Kimi zaman Büyükada tüm uyanışlara gebe, tüm ilhamlara açık ve tüm başlangıçlara hazır. Doğumum olmasa da tüm gerçekliğim bu yeni yılla başladı. Bu yeni başlangıçla ilham, başlangıç ve yenilikler turnasını gözünden vurdum. Çocukluğumun geçtiği Büyükada’yı ilk kez kışın gördüm ve yeni yıla ilk kez bir cam buğusunun ardında girdim. Belirsizlik insan doğasının en çaresiz illeti biliyorum, bilinmeyene duyulan merak, merakın getirdiği endişe ve buğuların ardında uzanan yollar.
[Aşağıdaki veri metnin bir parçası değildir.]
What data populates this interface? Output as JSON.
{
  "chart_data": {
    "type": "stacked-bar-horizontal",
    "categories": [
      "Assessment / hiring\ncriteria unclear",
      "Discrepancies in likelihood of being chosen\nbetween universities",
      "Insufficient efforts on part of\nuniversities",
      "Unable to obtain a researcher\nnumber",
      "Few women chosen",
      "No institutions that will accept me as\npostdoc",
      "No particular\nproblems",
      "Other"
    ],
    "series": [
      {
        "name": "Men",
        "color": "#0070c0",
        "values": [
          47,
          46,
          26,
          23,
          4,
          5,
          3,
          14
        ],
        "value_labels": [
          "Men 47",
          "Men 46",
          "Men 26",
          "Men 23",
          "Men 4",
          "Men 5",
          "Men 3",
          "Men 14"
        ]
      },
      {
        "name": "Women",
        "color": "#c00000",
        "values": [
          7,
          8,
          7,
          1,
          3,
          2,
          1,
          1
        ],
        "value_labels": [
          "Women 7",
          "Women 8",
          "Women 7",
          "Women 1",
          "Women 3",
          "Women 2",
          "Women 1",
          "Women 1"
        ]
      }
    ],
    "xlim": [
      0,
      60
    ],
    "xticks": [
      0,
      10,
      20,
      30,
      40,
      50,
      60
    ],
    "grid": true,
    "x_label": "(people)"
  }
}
Hep sona ulaşamayan sorular ve cevapsız yolculuklar… Çektiğim bu fotoğrafa baktığımda cebimdeki İzmir biletini ve uzanan yolları adeta bir fotoğraf gibi zihnimde anımsayabiliyorum. Düşünsenize adeta bir ilkler tarihi ve “en çok korkulan” gün takvimi. Koyu bir umutsuzluk ama güçlü bir hayal gücü. İnsan düşünerek, yorularak ve meşgul olarak ne de çabuk unutuyor umutsuzluklarını...
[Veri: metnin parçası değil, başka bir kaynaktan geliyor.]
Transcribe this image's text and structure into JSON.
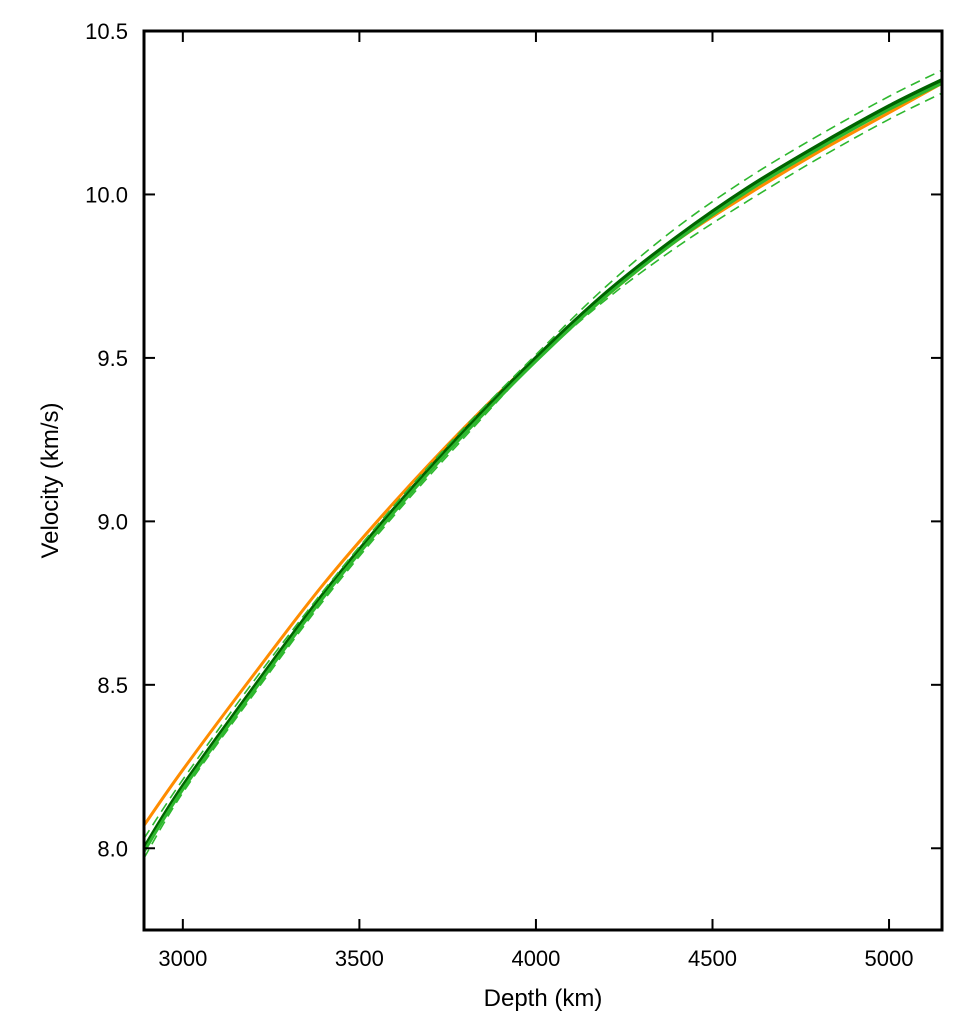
{
  "chart_data": {
    "type": "line",
    "title": "",
    "xlabel": "Depth (km)",
    "ylabel": "Velocity (km/s)",
    "xlim": [
      2890,
      5150
    ],
    "ylim": [
      7.75,
      10.5
    ],
    "xticks": [
      3000,
      3500,
      4000,
      4500,
      5000
    ],
    "xtick_labels": [
      "3000",
      "3500",
      "4000",
      "4500",
      "5000"
    ],
    "yticks": [
      8.0,
      8.5,
      9.0,
      9.5,
      10.0,
      10.5
    ],
    "ytick_labels": [
      "8.0",
      "8.5",
      "9.0",
      "9.5",
      "10.0",
      "10.5"
    ],
    "grid": false,
    "legend": "none",
    "series": [
      {
        "color": "#ff8c00",
        "style": "solid",
        "x": [
          2890,
          3000,
          3200,
          3400,
          3600,
          3800,
          4000,
          4200,
          4400,
          4600,
          4800,
          5000,
          5150
        ],
        "y": [
          8.07,
          8.24,
          8.53,
          8.81,
          9.06,
          9.29,
          9.5,
          9.69,
          9.86,
          10.0,
          10.13,
          10.25,
          10.34
        ]
      },
      {
        "color": "#006400",
        "style": "solid-thick",
        "x": [
          2890,
          3000,
          3200,
          3400,
          3600,
          3800,
          4000,
          4200,
          4400,
          4600,
          4800,
          5000,
          5150
        ],
        "y": [
          8.0,
          8.19,
          8.49,
          8.78,
          9.04,
          9.28,
          9.5,
          9.7,
          9.87,
          10.02,
          10.15,
          10.27,
          10.35
        ]
      },
      {
        "color": "#2eb82e",
        "style": "solid",
        "x": [
          2890,
          3000,
          3200,
          3400,
          3600,
          3800,
          4000,
          4200,
          4400,
          4600,
          4800,
          5000,
          5150
        ],
        "y": [
          7.99,
          8.18,
          8.48,
          8.77,
          9.03,
          9.27,
          9.49,
          9.69,
          9.86,
          10.01,
          10.14,
          10.26,
          10.34
        ]
      },
      {
        "color": "#2eb82e",
        "style": "dashed",
        "x": [
          2890,
          3000,
          3200,
          3400,
          3600,
          3800,
          4000,
          4200,
          4400,
          4600,
          4800,
          5000,
          5150
        ],
        "y": [
          8.03,
          8.21,
          8.51,
          8.79,
          9.05,
          9.29,
          9.51,
          9.72,
          9.9,
          10.05,
          10.18,
          10.3,
          10.38
        ]
      },
      {
        "color": "#2eb82e",
        "style": "dashed",
        "x": [
          2890,
          3000,
          3200,
          3400,
          3600,
          3800,
          4000,
          4200,
          4400,
          4600,
          4800,
          5000,
          5150
        ],
        "y": [
          7.97,
          8.17,
          8.47,
          8.76,
          9.02,
          9.26,
          9.49,
          9.68,
          9.84,
          9.98,
          10.11,
          10.23,
          10.31
        ]
      }
    ]
  }
}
Adanın rüyalarımda beni dönüştürdüğü o yırtıcı ama dünyalar güzeli canlısı; Martı. Çocukluğumdan beri kim bilir kaç kez insan değil de ağaç, ağaç değil de martı olmak istemişimdir. İşinizin sadece denizde ve toprakta, dünyevi olandan uzak ve uçarak olduğunu düşünün. Rüzgârla uçuşunuzun şekillendi-ğini, yaşamsal şekillenmelerden çok çok uzakta sadece rüzgar ve denizle yol aldığınızı hayal edin. Ne denli uçsuz bucaksız bir özgürlük ve ne denli uğruna değecek bir yol. Sadece deniz ve rüzgâr ve kendinize uzanan benliğiniz... Hayal edin...
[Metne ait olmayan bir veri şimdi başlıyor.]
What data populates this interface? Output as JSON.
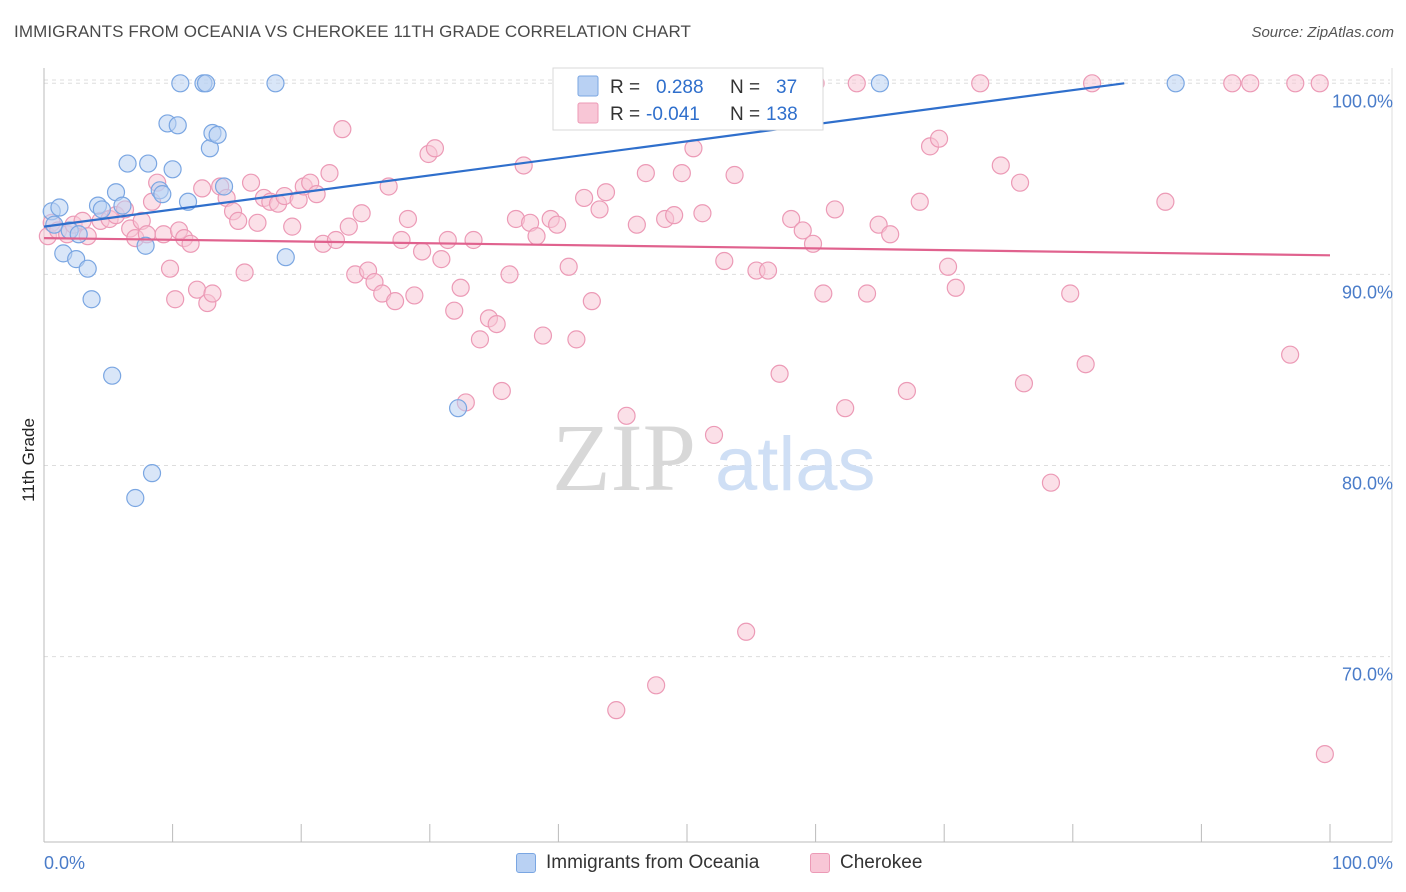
{
  "title": "IMMIGRANTS FROM OCEANIA VS CHEROKEE 11TH GRADE CORRELATION CHART",
  "source": "Source: ZipAtlas.com",
  "watermark": {
    "zip": "ZIP",
    "atlas": "atlas"
  },
  "colors": {
    "blue_fill": "#b9d1f3",
    "blue_stroke": "#7aa6e2",
    "blue_line": "#2f6fcc",
    "pink_fill": "#f8c6d6",
    "pink_stroke": "#ec9ab6",
    "pink_line": "#e0628e",
    "grid": "#dddddd",
    "tick_text": "#4a7cc9"
  },
  "legend_top": {
    "blue": {
      "r_label": "R =",
      "r_value": "0.288",
      "n_label": "N =",
      "n_value": "37"
    },
    "pink": {
      "r_label": "R =",
      "r_value": "-0.041",
      "n_label": "N =",
      "n_value": "138"
    }
  },
  "legend_bottom": [
    {
      "label": "Immigrants from Oceania",
      "color": "blue"
    },
    {
      "label": "Cherokee",
      "color": "pink"
    }
  ],
  "chart_data": {
    "type": "scatter",
    "title": "IMMIGRANTS FROM OCEANIA VS CHEROKEE 11TH GRADE CORRELATION CHART",
    "xlabel": "",
    "ylabel": "11th Grade",
    "xlim": [
      0,
      100
    ],
    "ylim": [
      60.3,
      100.8
    ],
    "x_ticks": [
      "0.0%",
      "100.0%"
    ],
    "y_ticks": [
      {
        "value": 100,
        "label": "100.0%"
      },
      {
        "value": 90,
        "label": "90.0%"
      },
      {
        "value": 80,
        "label": "80.0%"
      },
      {
        "value": 70,
        "label": "70.0%"
      }
    ],
    "grid": true,
    "legend_position": "top-center",
    "series": [
      {
        "name": "Immigrants from Oceania",
        "color": "blue",
        "r": 0.288,
        "n": 37,
        "trend": {
          "x": [
            0,
            84
          ],
          "y": [
            92.5,
            100.0
          ]
        },
        "points": [
          [
            0.6,
            93.3
          ],
          [
            0.8,
            92.6
          ],
          [
            1.2,
            93.5
          ],
          [
            1.5,
            91.1
          ],
          [
            2.0,
            92.3
          ],
          [
            2.5,
            90.8
          ],
          [
            2.7,
            92.1
          ],
          [
            3.4,
            90.3
          ],
          [
            3.7,
            88.7
          ],
          [
            4.2,
            93.6
          ],
          [
            4.5,
            93.4
          ],
          [
            5.3,
            84.7
          ],
          [
            5.6,
            94.3
          ],
          [
            6.1,
            93.6
          ],
          [
            6.5,
            95.8
          ],
          [
            7.1,
            78.3
          ],
          [
            7.9,
            91.5
          ],
          [
            8.1,
            95.8
          ],
          [
            8.4,
            79.6
          ],
          [
            9.0,
            94.4
          ],
          [
            9.2,
            94.2
          ],
          [
            9.6,
            97.9
          ],
          [
            10.0,
            95.5
          ],
          [
            10.4,
            97.8
          ],
          [
            10.6,
            100.0
          ],
          [
            11.2,
            93.8
          ],
          [
            12.4,
            100.0
          ],
          [
            12.6,
            100.0
          ],
          [
            12.9,
            96.6
          ],
          [
            13.1,
            97.4
          ],
          [
            13.5,
            97.3
          ],
          [
            14.0,
            94.6
          ],
          [
            18.0,
            100.0
          ],
          [
            18.8,
            90.9
          ],
          [
            32.2,
            83.0
          ],
          [
            65.0,
            100.0
          ],
          [
            88.0,
            100.0
          ]
        ]
      },
      {
        "name": "Cherokee",
        "color": "pink",
        "r": -0.041,
        "n": 138,
        "trend": {
          "x": [
            0,
            100
          ],
          "y": [
            91.9,
            91.0
          ]
        },
        "points": [
          [
            0.3,
            92.0
          ],
          [
            0.6,
            92.7
          ],
          [
            1.1,
            92.3
          ],
          [
            1.8,
            92.1
          ],
          [
            2.3,
            92.6
          ],
          [
            3.0,
            92.8
          ],
          [
            3.4,
            92.0
          ],
          [
            4.4,
            92.8
          ],
          [
            5.1,
            92.9
          ],
          [
            5.6,
            93.1
          ],
          [
            6.3,
            93.4
          ],
          [
            6.7,
            92.4
          ],
          [
            7.1,
            91.9
          ],
          [
            7.6,
            92.8
          ],
          [
            8.0,
            92.1
          ],
          [
            8.4,
            93.8
          ],
          [
            8.8,
            94.8
          ],
          [
            9.3,
            92.1
          ],
          [
            9.8,
            90.3
          ],
          [
            10.2,
            88.7
          ],
          [
            10.5,
            92.3
          ],
          [
            10.9,
            91.9
          ],
          [
            11.4,
            91.6
          ],
          [
            11.9,
            89.2
          ],
          [
            12.3,
            94.5
          ],
          [
            12.7,
            88.5
          ],
          [
            13.1,
            89.0
          ],
          [
            13.7,
            94.6
          ],
          [
            14.2,
            94.0
          ],
          [
            14.7,
            93.3
          ],
          [
            15.1,
            92.8
          ],
          [
            15.6,
            90.1
          ],
          [
            16.1,
            94.8
          ],
          [
            16.6,
            92.7
          ],
          [
            17.1,
            94.0
          ],
          [
            17.6,
            93.8
          ],
          [
            18.2,
            93.7
          ],
          [
            18.7,
            94.1
          ],
          [
            19.3,
            92.5
          ],
          [
            19.8,
            93.9
          ],
          [
            20.2,
            94.6
          ],
          [
            20.7,
            94.8
          ],
          [
            21.2,
            94.2
          ],
          [
            21.7,
            91.6
          ],
          [
            22.2,
            95.3
          ],
          [
            22.7,
            91.8
          ],
          [
            23.2,
            97.6
          ],
          [
            23.7,
            92.5
          ],
          [
            24.2,
            90.0
          ],
          [
            24.7,
            93.2
          ],
          [
            25.2,
            90.2
          ],
          [
            25.7,
            89.6
          ],
          [
            26.3,
            89.0
          ],
          [
            26.8,
            94.6
          ],
          [
            27.3,
            88.6
          ],
          [
            27.8,
            91.8
          ],
          [
            28.3,
            92.9
          ],
          [
            28.8,
            88.9
          ],
          [
            29.4,
            91.2
          ],
          [
            29.9,
            96.3
          ],
          [
            30.4,
            96.6
          ],
          [
            30.9,
            90.8
          ],
          [
            31.4,
            91.8
          ],
          [
            31.9,
            88.1
          ],
          [
            32.4,
            89.3
          ],
          [
            32.8,
            83.3
          ],
          [
            33.4,
            91.8
          ],
          [
            33.9,
            86.6
          ],
          [
            34.6,
            87.7
          ],
          [
            35.2,
            87.4
          ],
          [
            35.6,
            83.9
          ],
          [
            36.2,
            90.0
          ],
          [
            36.7,
            92.9
          ],
          [
            37.3,
            95.7
          ],
          [
            37.8,
            92.7
          ],
          [
            38.3,
            92.0
          ],
          [
            38.8,
            86.8
          ],
          [
            39.4,
            92.9
          ],
          [
            39.9,
            92.6
          ],
          [
            40.8,
            90.4
          ],
          [
            41.4,
            86.6
          ],
          [
            42.0,
            94.0
          ],
          [
            42.6,
            88.6
          ],
          [
            43.2,
            93.4
          ],
          [
            43.7,
            94.3
          ],
          [
            44.5,
            67.2
          ],
          [
            45.3,
            82.6
          ],
          [
            46.1,
            92.6
          ],
          [
            46.8,
            95.3
          ],
          [
            47.6,
            68.5
          ],
          [
            48.3,
            92.9
          ],
          [
            49.0,
            93.1
          ],
          [
            49.6,
            95.3
          ],
          [
            50.5,
            96.6
          ],
          [
            51.2,
            93.2
          ],
          [
            52.1,
            81.6
          ],
          [
            52.9,
            90.7
          ],
          [
            53.7,
            95.2
          ],
          [
            54.6,
            71.3
          ],
          [
            55.4,
            90.2
          ],
          [
            56.3,
            90.2
          ],
          [
            57.2,
            84.8
          ],
          [
            58.1,
            92.9
          ],
          [
            59.0,
            92.3
          ],
          [
            59.8,
            91.6
          ],
          [
            60.6,
            89.0
          ],
          [
            61.5,
            93.4
          ],
          [
            62.3,
            83.0
          ],
          [
            63.2,
            100.0
          ],
          [
            64.0,
            89.0
          ],
          [
            64.9,
            92.6
          ],
          [
            65.8,
            92.1
          ],
          [
            67.1,
            83.9
          ],
          [
            68.1,
            93.8
          ],
          [
            68.9,
            96.7
          ],
          [
            69.6,
            97.1
          ],
          [
            70.3,
            90.4
          ],
          [
            70.9,
            89.3
          ],
          [
            72.8,
            100.0
          ],
          [
            74.4,
            95.7
          ],
          [
            75.9,
            94.8
          ],
          [
            76.2,
            84.3
          ],
          [
            78.3,
            79.1
          ],
          [
            79.8,
            89.0
          ],
          [
            81.0,
            85.3
          ],
          [
            81.5,
            100.0
          ],
          [
            87.2,
            93.8
          ],
          [
            92.4,
            100.0
          ],
          [
            93.8,
            100.0
          ],
          [
            96.9,
            85.8
          ],
          [
            97.3,
            100.0
          ],
          [
            99.2,
            100.0
          ],
          [
            99.6,
            64.9
          ],
          [
            50.0,
            100.0
          ],
          [
            55.0,
            100.0
          ],
          [
            60.0,
            100.0
          ]
        ]
      }
    ]
  }
}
Ve tıpkı Küçük Tur yürüyüş yolundaki gibi topraktan taş-tığınızı, kendinizi aştığınızı ve insanların size dans eden bir ağaçmışcasına baktığını tahayyül edin. Dünyada iç huzurdan ve dinginlikten öte ne varsa adada hepsi mevcut, doğanın her anı ellerinizde, bunu bilin.